For FHN with these parameters the LC born at HB1 is sub-critical: a small-amplitude unstable cycle
emerges, undergoes a fold-of-cycle (LP) at \(I_\mathrm{ext} \approx 0.324\), becomes stable, and
then the stable branch sweeps across the oscillatory regime up to HB2. We use a larger NMX than
the equilibrium scan to cover that whole sweep.
lc_sols, lc_cont = ode.run(
origin='I_branch', starting_point='HB1', name='lc',
c='lc', ICP=['Iext', 11], IPS=2, ISP=2, ISW=-1,
NMX=5000, NPR=500, DS=0.01, DSMAX=0.5,
get_period=True,
)
print("\nLimit-cycle branch bifurcation counts:")
print(lc_sols['bifurcation'].value_counts())
Overlay the LC branch on the equilibrium diagram. For a limit cycle, plot_continuation packs each
period into a (min, max) envelope, so the LC branch appears as a pair of curves bounding the
oscillation amplitude in \(v\).
fig, ax = plt.subplots()
ode.plot_continuation('Iext', 'v', cont='I_branch', ax=ax)
ode.plot_continuation('Iext', 'v', cont='lc', ax=ax, ignore=['UZ', 'BP'])
ax.set_title('FHN: equilibrium + limit cycle in $I_\\mathrm{ext}$')
plt.show()
Step 4: analytical vs. finite-difference Jacobian
The JAC= override is per-call, so we can re-run the same LC continuation with the FD fallback
without re-instantiating the system. We time both on the limit-cycle branch because that’s where the
Newton step solves a much bigger BVP system than on the equilibrium scan (auto’s BVP system has
dimension NTST × NCOL × NDIM per Newton iteration — for the c.lc defaults of NTST=50,
NCOL=4, and NDIM=2 that’s a 400-dim Jacobian per iteration, versus a 2x2 on the equilibrium
branch).
t0 = time.perf_counter()
ode.run(
origin='I_branch', starting_point='HB1', name='lc_jac',
c='lc', ICP=['Iext', 11], IPS=2, ISP=2, ISW=-1,
NMX=5000, NPR=5000, DS=0.01, DSMAX=0.5,
JAC=1, # analytical (the default since we passed analytical_jacobian=True)
)
t_jac = time.perf_counter() - t0
t0 = time.perf_counter()
ode.run(
origin='I_branch', starting_point='HB1', name='lc_fd',
c='lc', ICP=['Iext', 11], IPS=2, ISP=2, ISW=-1,
NMX=5000, NPR=5000, DS=0.01, DSMAX=0.5,
JAC=0, # force finite-difference fallback
)
t_fd = time.perf_counter() - t0
print(f"\nLC continuation, analytical Jacobian: {t_jac:5.2f}s")

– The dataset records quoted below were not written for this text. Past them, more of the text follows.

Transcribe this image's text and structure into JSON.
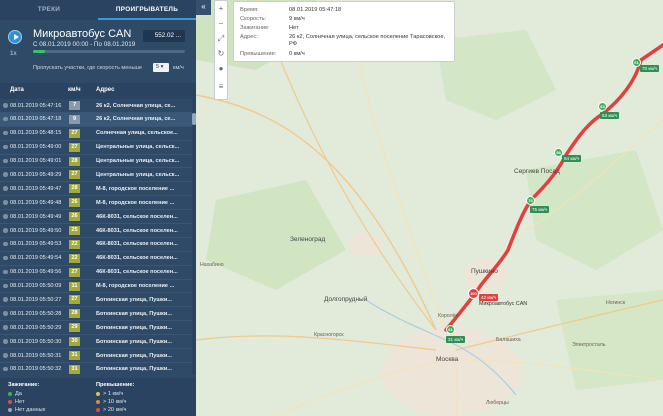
{
  "tabs": [
    {
      "label": "ТРЕКИ"
    },
    {
      "label": "ПРОИГРЫВАТЕЛЬ"
    }
  ],
  "vehicle": {
    "name": "Микроавтобус CAN",
    "dates": "С 08.01.2019 00:00 - По 08.01.2019",
    "distance": "552.02 ...",
    "speed_multiplier": "1x",
    "progress": 0.08
  },
  "skip": {
    "label": "Пропускать участки, где скорость меньше",
    "value": "5",
    "unit": "км/ч"
  },
  "table": {
    "headers": {
      "date": "Дата",
      "speed": "км/ч",
      "address": "Адрес"
    },
    "rows": [
      {
        "date": "08.01.2019 05:47:16",
        "speed": "7",
        "address": "26 к2, Солнечная улица, се..."
      },
      {
        "date": "08.01.2019 05:47:18",
        "speed": "9",
        "address": "26 к2, Солнечная улица, се..."
      },
      {
        "date": "08.01.2019 05:48:15",
        "speed": "27",
        "address": "Солнечная улица, сельское..."
      },
      {
        "date": "08.01.2019 05:49:00",
        "speed": "27",
        "address": "Центральные улица, сельск..."
      },
      {
        "date": "08.01.2019 05:49:01",
        "speed": "28",
        "address": "Центральные улица, сельск..."
      },
      {
        "date": "08.01.2019 05:49:29",
        "speed": "27",
        "address": "Центральные улица, сельск..."
      },
      {
        "date": "08.01.2019 05:49:47",
        "speed": "28",
        "address": "М-8, городское поселение ..."
      },
      {
        "date": "08.01.2019 05:49:48",
        "speed": "26",
        "address": "М-8, городское поселение ..."
      },
      {
        "date": "08.01.2019 05:49:49",
        "speed": "26",
        "address": "46К-8031, сельское поселен..."
      },
      {
        "date": "08.01.2019 05:49:50",
        "speed": "25",
        "address": "46К-8031, сельское поселен..."
      },
      {
        "date": "08.01.2019 05:49:53",
        "speed": "22",
        "address": "46К-8031, сельское поселен..."
      },
      {
        "date": "08.01.2019 05:49:54",
        "speed": "22",
        "address": "46К-8031, сельское поселен..."
      },
      {
        "date": "08.01.2019 05:49:56",
        "speed": "27",
        "address": "46К-8031, сельское поселен..."
      },
      {
        "date": "08.01.2019 05:50:09",
        "speed": "11",
        "address": "М-8, городское поселение ..."
      },
      {
        "date": "08.01.2019 05:50:27",
        "speed": "27",
        "address": "Боткинская улица, Пушки..."
      },
      {
        "date": "08.01.2019 05:50:28",
        "speed": "28",
        "address": "Боткинская улица, Пушки..."
      },
      {
        "date": "08.01.2019 05:50:29",
        "speed": "29",
        "address": "Боткинская улица, Пушки..."
      },
      {
        "date": "08.01.2019 05:50:30",
        "speed": "30",
        "address": "Боткинская улица, Пушки..."
      },
      {
        "date": "08.01.2019 05:50:31",
        "speed": "31",
        "address": "Боткинская улица, Пушки..."
      },
      {
        "date": "08.01.2019 05:50:32",
        "speed": "31",
        "address": "Боткинская улица, Пушки..."
      }
    ]
  },
  "legend": {
    "ignition_title": "Зажигание:",
    "ignition": [
      {
        "label": "Да",
        "color": "#3bb05d"
      },
      {
        "label": "Нет",
        "color": "#e04b4b"
      },
      {
        "label": "Нет данных",
        "color": "#9aa7b4"
      }
    ],
    "excess_title": "Превышение:",
    "excess": [
      {
        "label": "> 1 км/ч",
        "color": "#e0c24b"
      },
      {
        "label": "> 10 км/ч",
        "color": "#e08a3b"
      },
      {
        "label": "> 20 км/ч",
        "color": "#e04b4b"
      }
    ]
  },
  "tooltip": {
    "time_label": "Время:",
    "time": "08.01.2019 05:47:18",
    "speed_label": "Скорость:",
    "speed": "9 км/ч",
    "ignition_label": "Зажигание:",
    "ignition": "Нет",
    "address_label": "Адрес:",
    "address": "26 к2, Солнечная улица, сельское поселение Тарасовское, РФ",
    "excess_label": "Превышение:",
    "excess": "0 км/ч"
  },
  "map": {
    "places": [
      {
        "name": "Нахабино"
      },
      {
        "name": "Зеленоград"
      },
      {
        "name": "Долгопрудный"
      },
      {
        "name": "Красногорск"
      },
      {
        "name": "Москва"
      },
      {
        "name": "Пушкино"
      },
      {
        "name": "Королёв"
      },
      {
        "name": "Балашиха"
      },
      {
        "name": "Люберцы"
      },
      {
        "name": "Сергиев Посад"
      },
      {
        "name": "Электросталь"
      },
      {
        "name": "Ногинск"
      }
    ],
    "markers": [
      {
        "label": "61",
        "speed": "70 км/ч"
      },
      {
        "label": "63",
        "speed": "63 км/ч"
      },
      {
        "label": "58",
        "speed": "64 км/ч"
      },
      {
        "label": "78",
        "speed": "75 км/ч"
      },
      {
        "label": "61",
        "speed": "31 км/ч"
      }
    ],
    "vehicle_label": "Микроавтобус CAN",
    "vehicle_badge": "100",
    "vehicle_speed": "42 км/ч"
  }
}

print(f"LC continuation, finite-difference : {t_fd:5.2f}s")
print(f"speed-up : {t_fd / t_jac:5.2f}x")
For a 2D system the speed-up is modest (the symbolic 2x2 Jacobian only saves us a handful of RHS
evaluations per Newton iteration), but the analytical path scales much better with state-vector
dimension. The finite-difference Jacobian needs NDIM RHS evaluations to fill each Newton column
— \(O(\mathrm{NDIM}^2)\) total — while the analytical path fills the matrix in a single
symbolic sweep regardless of NDIM. For the medium-sized biophysical models PyCoBi was built for
(NDIM in the 10–50 range), the same comparison typically cuts continuation time by an order of
magnitude and improves Newton convergence near fold-of-cycle / period-doubling points where the
finite-difference Jacobian becomes noisy.
Step 5: clean up
ode.close_session(clear_files=True)
As usual, close_session(clear_files=True) removes the temporary Fortran sources and c.* files.
Use clear_files=False to keep them for inspection.